With a title like that, I better get some major linkage, right?
OK – so I still Korean "UCC" is still pretty lame, in that it is so commercialized so fast that there are barely any real content producers out there who aren't trying to either win a cash prize or simply get on TV. And that's assuming that they aren't actually shills for big media companies, or straight-up commercials. I've already blogged about this, though, so please review if you'd like.
However, I did take to task the UCC star-of-the-minute, whom I'll call the "Pink Pajama Girl" from now on. I saw the video that got her all known, and it was pretty lame. So I took it as a sign of how lame the state of Korean UCC must be to have her video be national news.
Well, I must say that the one I saw was pretty, ahem...tame. I must also admit that this kid has hella balls (figuratively, that is) to get up and do the dance moves she did in her pink pajamas in a scandal-hungry culture that values public propriety and has been known to use young ladies who publicly violate traditional gender, sex, and other social roles in public as whipping boys (ahem, girls) for reinforcing social norms.

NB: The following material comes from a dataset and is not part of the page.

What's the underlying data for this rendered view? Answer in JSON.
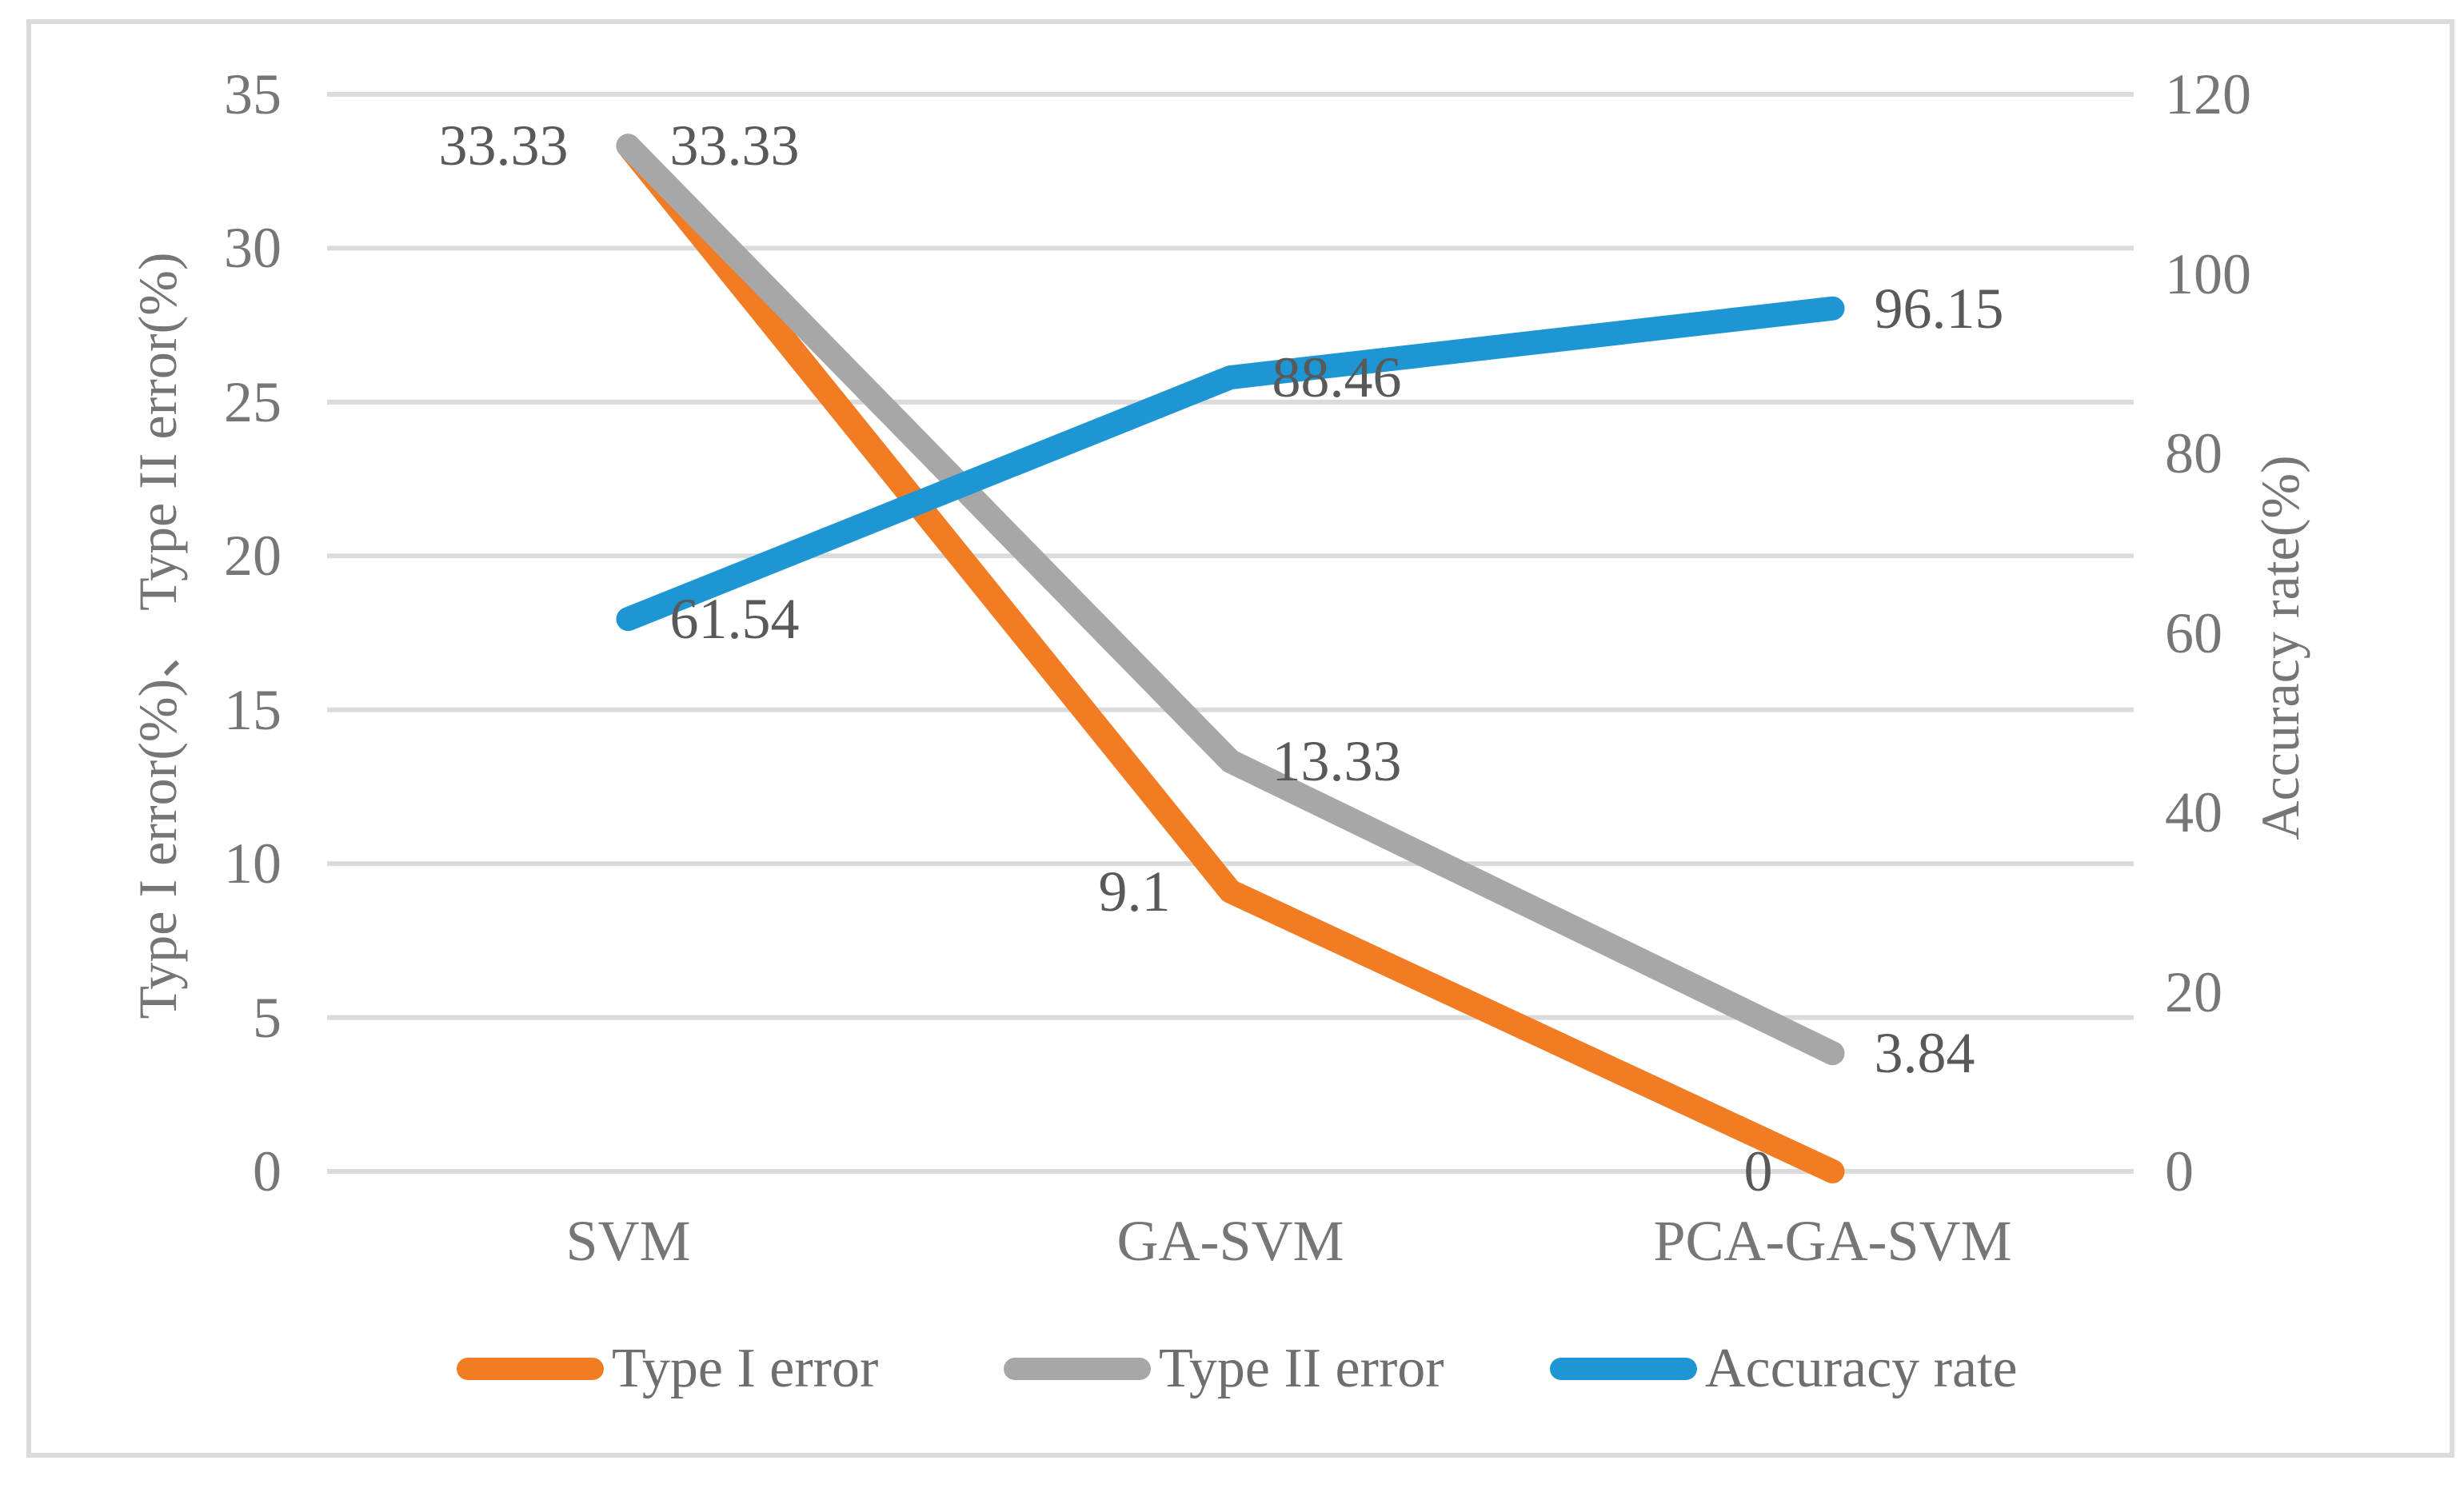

And I also have to give the kid kudos for choosing Janet Jackson's "I Miss You Much." I'm getting so old that anything 80's sounds good to me.
"Dog poop girl" (and here and here) and that girl in the Hongdae club (included in my post "The Politics of Pictures and Privacy" and you should read my post "Korean Photo Paranoia, 초상권, and Legal Inexactitude" if you're really into photo law) who dared dance with a wet t-shirt with two white boys, who were both cyberstalked and whose names, home addresses, citizens numbers, school names and majors, as well as other personal information, were scrounged up by enraged (male) netizens as scapegoats for national pride and propriety.
I won't even get into the politics of underaged girls dancing in pink pajamas for the camera, why that's obviously problematic, and my whole schtick on the extreme sexual commodification of the female body in South Korea that extends way too far into everyday culture. (Well, I just did, a little, but hey.)
I'll just stop and say that in terms of social role transgression – or you could just say, having the courage to do the dance that she did – that girl deserves some kudos, and gets some respect from this Metropolitician. Yeah, this is old and annoying news on YouTube, and high school kids awkwardly shaking ass on the small tube isn't anything to write in national newspapers about, but remember that Korea is a public culture in which stars are banned from the airwaves for having been caught having pre-marital sex, even as the universities and many naughty sections of town are veritably brimming over with love motels for which you have to make reservations on the weekend.
Now, that's a whole lotta contradiction.
Yet, the penalty for asserting one's sexuality, especially as a young (underage?) girl, is harsh, often to the point of being misogynistic, at the very least chock full of double-standard thinking.
So I say that now, watching that second saucy selection, that I kind of get why it's national news. Kiiinda. Unfortunately, and if the patterns I see in people's attempts to recreate fame and fortune here hold true, prepare yourselves for a whole slew of "sexy dancing" girls putting their posts up on Pandora TV or whatnot to try to become the next national sensation, perhaps by upping the ante (and lowering inhibitions and flesh coverage) in order to compete.
And before anyone calls me a perv for looking, I'll just tell you that when I flipped on my computer, my Windoze window started flashing me that video as a "hot issue" video, blinking for me to watch. So I didn't have to go very far to see the saucy one.
And it's not like you're NOT gonna look, either. Or are you really gonna close this post without pushing that play button below? As if.
Gotcha. Now, we're all pervs. And that kinda annoys me.
P.S. What also annoys me is how irritatingly hard it is to get the embed code for these videos if you're not part of a Korean blogging service. Do these companies care that they're so hard to use, and impossible for anyone who doesn't speak Korean? I guess while the rest of the world's Internet companies are global in reach, the aims of Korean ones are far lower.
For anyone using Pandora, choose the embed code for Naver/Daum/Buddy Buddy flash embeds. That seems to work like YouTube's. If this video is centered and playing OK, then it's all good.
P.P.S. Typical - it doesn't work on my Mac browsers, but it does on Windoze, probably with some voodoo-causing Active X enabling it. Flash is not platform-specific...hellllloooooo? Argh! For you fellow beleagured Mac or other users, I can only offer you a direct link (which probably won't do you much better, since you can't watch Pandora TV without installing an Active-X thingie).
"Korean waves" are hard to propagate if you keep damming your own gates.